Facts: Respondent Alvin Kincaid filed suit against the City of Seattle in the Superior Court for King County after Kincaid’s property was damaged by the grading of a street. The jury returned a verdict for Kincaid, awarding him damages equivalent to the cost of restoring the property to its original condition by removing the fill and constructing a bulkhead. The city of Seattle appealed to the Supreme Court of Washington, asserting that the difference in the fair market value of Kincaid’s property before and after the grading was the proper measure of damages.
Question(s): What was the proper formula for calculating the damages incurred by Kincaid as a result of the city of Seattle’s street grading?
Conclusion: Justice Chadwick’s opinion for the Court held that Kincaid’s action was not an action sounding in tort as a municipality’s efforts to engage in infrastructure improvements could not constitute tortious wrongdoing regardless of whether the damage to Kincaid’s property was part of a master plan or not.

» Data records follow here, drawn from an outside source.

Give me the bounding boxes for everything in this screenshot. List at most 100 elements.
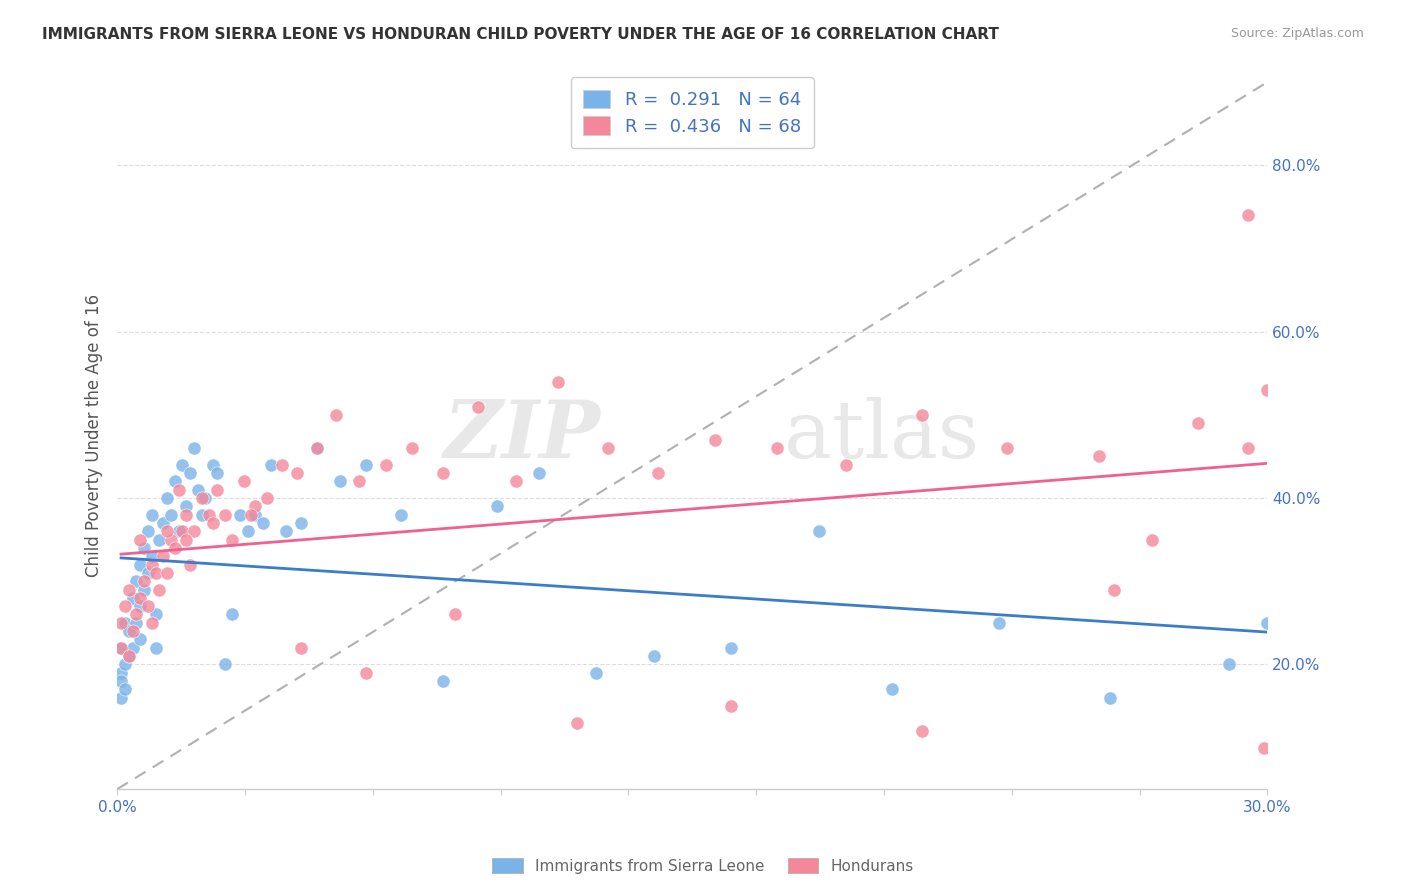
Point	[190, 508, 212, 522]
Point	[174, 508, 197, 522]
Point	[329, 475, 352, 489]
Point	[136, 566, 159, 580]
Point	[214, 508, 236, 522]
Point	[132, 541, 155, 555]
Point	[356, 458, 378, 472]
Point	[110, 690, 132, 705]
Point	[136, 599, 159, 614]
Point	[141, 558, 163, 572]
Point	[160, 508, 183, 522]
Point	[287, 466, 309, 480]
Point	[202, 516, 225, 530]
Point	[110, 673, 132, 688]
Point	[256, 491, 278, 505]
Point	[305, 441, 328, 455]
Point	[125, 607, 148, 622]
Point	[160, 533, 183, 547]
Point	[1253, 740, 1275, 755]
Point	[443, 607, 465, 622]
Point	[1218, 657, 1240, 672]
Point	[121, 591, 143, 605]
Point	[205, 466, 228, 480]
Point	[118, 582, 141, 597]
Point	[240, 508, 263, 522]
Point	[121, 640, 143, 655]
Point	[547, 375, 569, 389]
Point	[114, 682, 136, 697]
Point	[148, 533, 170, 547]
Point	[236, 524, 259, 539]
Point	[1102, 582, 1125, 597]
Point	[485, 500, 508, 514]
Point	[1142, 533, 1164, 547]
Point	[152, 549, 174, 564]
Point	[232, 475, 254, 489]
Point	[136, 524, 159, 539]
Point	[145, 607, 167, 622]
Point	[389, 508, 412, 522]
Point	[129, 599, 152, 614]
Text: Source: ZipAtlas.com: Source: ZipAtlas.com	[1230, 27, 1364, 40]
Point	[187, 483, 209, 497]
Point	[245, 508, 267, 522]
Point	[163, 475, 186, 489]
Point	[172, 458, 194, 472]
Point	[205, 483, 228, 497]
Point	[505, 475, 527, 489]
Point	[141, 508, 163, 522]
Point	[1237, 441, 1260, 455]
Point	[110, 640, 132, 655]
Point	[643, 648, 665, 663]
Point	[141, 549, 163, 564]
Point	[179, 558, 201, 572]
Point	[401, 441, 423, 455]
Point	[114, 615, 136, 630]
Text: IMMIGRANTS FROM SIERRA LEONE VS HONDURAN CHILD POVERTY UNDER THE AGE OF 16 CORRE: IMMIGRANTS FROM SIERRA LEONE VS HONDURAN…	[42, 27, 1000, 42]
Point	[183, 524, 205, 539]
Point	[1099, 690, 1122, 705]
Point	[245, 500, 267, 514]
Point	[156, 524, 179, 539]
Point	[156, 566, 179, 580]
Point	[995, 441, 1018, 455]
Point	[129, 591, 152, 605]
Point	[118, 624, 141, 639]
Point	[1256, 383, 1278, 397]
Point	[202, 458, 225, 472]
Point	[129, 558, 152, 572]
Point	[988, 615, 1011, 630]
Point	[172, 524, 194, 539]
Point	[911, 723, 934, 738]
Point	[129, 533, 152, 547]
Point	[347, 475, 370, 489]
Point	[132, 574, 155, 589]
Point	[174, 533, 197, 547]
Point	[290, 516, 312, 530]
Point	[704, 433, 727, 447]
Point	[647, 466, 669, 480]
Point	[110, 640, 132, 655]
Point	[221, 533, 243, 547]
Point	[596, 441, 619, 455]
Point	[432, 466, 454, 480]
Point	[156, 491, 179, 505]
Point	[167, 483, 190, 497]
Point	[834, 458, 856, 472]
Point	[807, 524, 830, 539]
Point	[118, 648, 141, 663]
Point	[274, 524, 297, 539]
Point	[880, 682, 903, 697]
Point	[252, 516, 274, 530]
Point	[214, 657, 236, 672]
Point	[720, 698, 742, 713]
Point	[110, 615, 132, 630]
Point	[198, 508, 221, 522]
Text: ZIP: ZIP	[443, 397, 600, 475]
Point	[911, 408, 934, 422]
Point	[163, 541, 186, 555]
Point	[1087, 450, 1109, 464]
Point	[325, 408, 347, 422]
Point	[374, 458, 396, 472]
Point	[1237, 208, 1260, 222]
Legend: R =  0.291   N = 64, R =  0.436   N = 68: R = 0.291 N = 64, R = 0.436 N = 68	[571, 77, 814, 148]
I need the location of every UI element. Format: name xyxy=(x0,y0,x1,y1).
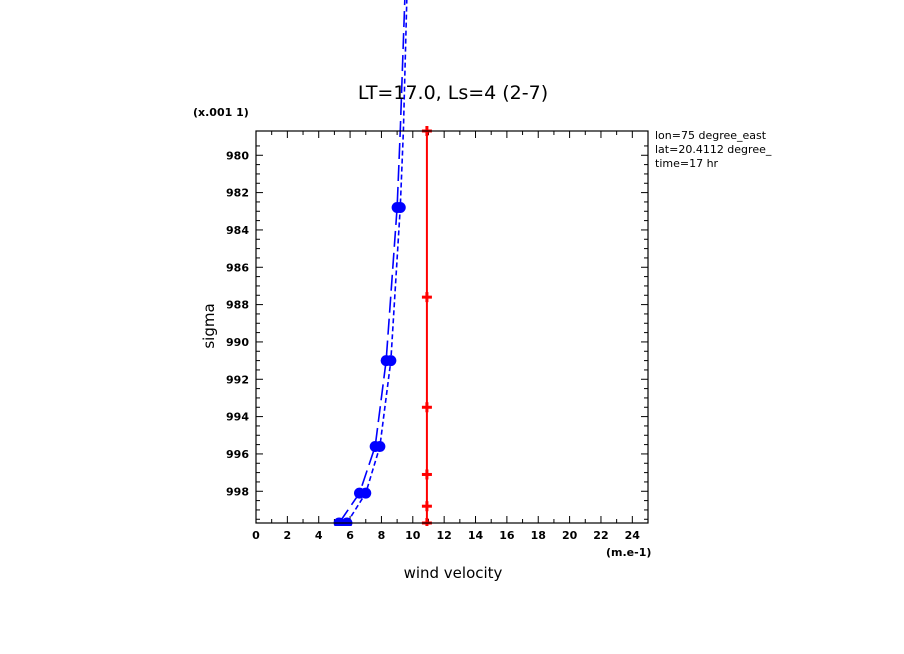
y-tick-label: 980 xyxy=(226,149,249,162)
x-tick-label: 24 xyxy=(625,529,641,542)
x-tick-label: 14 xyxy=(468,529,484,542)
info-lat: lat=20.4112 degree_ xyxy=(655,143,772,156)
series-group xyxy=(333,0,432,526)
x-tick-label: 18 xyxy=(531,529,546,542)
x-tick-label: 20 xyxy=(562,529,578,542)
plot-frame xyxy=(255,130,649,524)
chart-title: LT=17.0, Ls=4 (2-7) xyxy=(358,82,548,104)
y-tick-label: 998 xyxy=(226,485,249,498)
x-tick-label: 4 xyxy=(315,529,323,542)
y-tick-label: 990 xyxy=(226,336,249,349)
x-tick-label: 22 xyxy=(593,529,608,542)
info-time: time=17 hr xyxy=(655,157,719,170)
x-tick-label: 16 xyxy=(499,529,515,542)
y-tick-label: 986 xyxy=(226,261,249,274)
y-tick-label: 992 xyxy=(226,373,249,386)
axis-ticks: 0 2 4 6 8 10 12 14 16 18 20 22 249809829849869889909… xyxy=(226,131,648,542)
x-tick-label: 2 xyxy=(284,529,292,542)
x-tick-label: 12 xyxy=(437,529,452,542)
series-1-point xyxy=(385,355,397,367)
series-1-point xyxy=(360,487,372,499)
series-2 xyxy=(421,126,432,526)
y-tick-label: 994 xyxy=(226,411,249,424)
series-2-point xyxy=(421,501,432,512)
x-axis-label: wind velocity xyxy=(404,564,503,582)
series-1-point xyxy=(341,517,353,526)
series-0 xyxy=(333,0,406,526)
series-1-point xyxy=(374,440,386,452)
y-axis-label: sigma xyxy=(200,303,218,348)
x-tick-label: 8 xyxy=(378,529,386,542)
y-unit-label: (x.001 1) xyxy=(193,106,249,119)
series-2-point xyxy=(421,469,432,480)
y-tick-label: 988 xyxy=(226,299,249,312)
y-tick-label: 984 xyxy=(226,224,249,237)
series-2-point xyxy=(421,292,432,303)
x-tick-label: 6 xyxy=(346,529,354,542)
x-unit-label: (m.e-1) xyxy=(606,546,651,559)
x-tick-label: 0 xyxy=(252,529,260,542)
y-tick-label: 982 xyxy=(226,187,249,200)
series-2-point xyxy=(421,402,432,413)
series-1-point xyxy=(394,202,406,214)
info-lon: lon=75 degree_east xyxy=(655,129,767,142)
y-tick-label: 996 xyxy=(226,448,249,461)
x-tick-label: 10 xyxy=(405,529,421,542)
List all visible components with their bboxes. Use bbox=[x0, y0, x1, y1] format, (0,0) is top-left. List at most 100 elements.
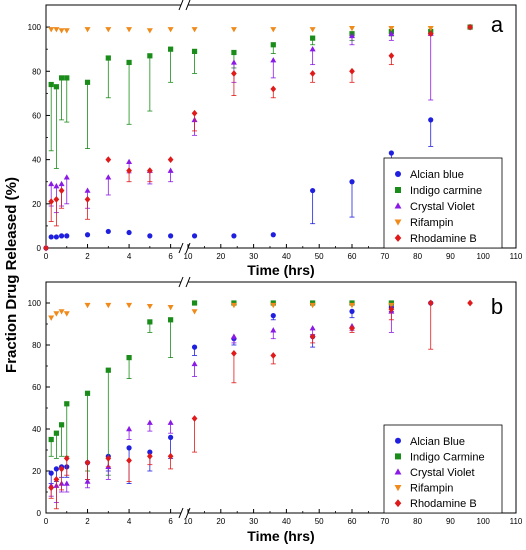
panel-a-data-point bbox=[48, 81, 54, 88]
panel-b-series-3 bbox=[48, 302, 395, 321]
panel-a: 0 20 40 60 80 100 0 2 4 6 10 20 30 40 50 60 70 80 90 100 110… bbox=[28, 0, 523, 278]
panel-b-series-0 bbox=[48, 300, 434, 485]
panel-a-data-point bbox=[53, 234, 59, 240]
panel-a-series-4 bbox=[43, 23, 473, 252]
panel-b-data-point bbox=[309, 302, 316, 309]
panel-a-data-point bbox=[270, 27, 277, 33]
panel-b-data-point bbox=[231, 350, 237, 357]
panel-a-data-point bbox=[388, 25, 395, 32]
panel-b-data-point bbox=[53, 311, 60, 317]
panel-b-data-point bbox=[167, 452, 174, 460]
panel-b-x-tick-label: 80 bbox=[413, 517, 422, 526]
panel-a-data-point bbox=[167, 167, 174, 173]
panel-a-y-tick-label: 0 bbox=[37, 244, 42, 253]
panel-b-data-point bbox=[64, 401, 70, 407]
panel-b-x-tick-label: 110 bbox=[510, 517, 523, 526]
panel-a-series-1 bbox=[48, 24, 473, 169]
panel-a-legend-marker bbox=[394, 234, 402, 242]
panel-b-y-tick-label: 20 bbox=[32, 467, 41, 476]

Therefore, the Court ruled that the trial court should have instructed the jury to use the diminution in the value of Kincaid’s property rather than the cost of restoration as the measure of the damages incurred by Kincaid as the alterations to Kincaid’s property stemming from the city’s street grading represented, in the eyes of the law, part of a valid improvement plan that could not be modified by private citizens.
Docket No. 11156
Petitioner: City of Seattle
Respondent: Alvin Kincaid
Decided: Thursday, August 7th, 1913
Vote: 4-1
Opinion: 74 Wash. 617 (1913)
Court: Crow1 Court (1913-1914)
Note: We post only slip opinion(s) as published at the time of the decision. Please consult Washington Reports printed volumes for the opinion(s) in their final form. Undetermined votes indicate that the opinion(s) have not been evaluated yet.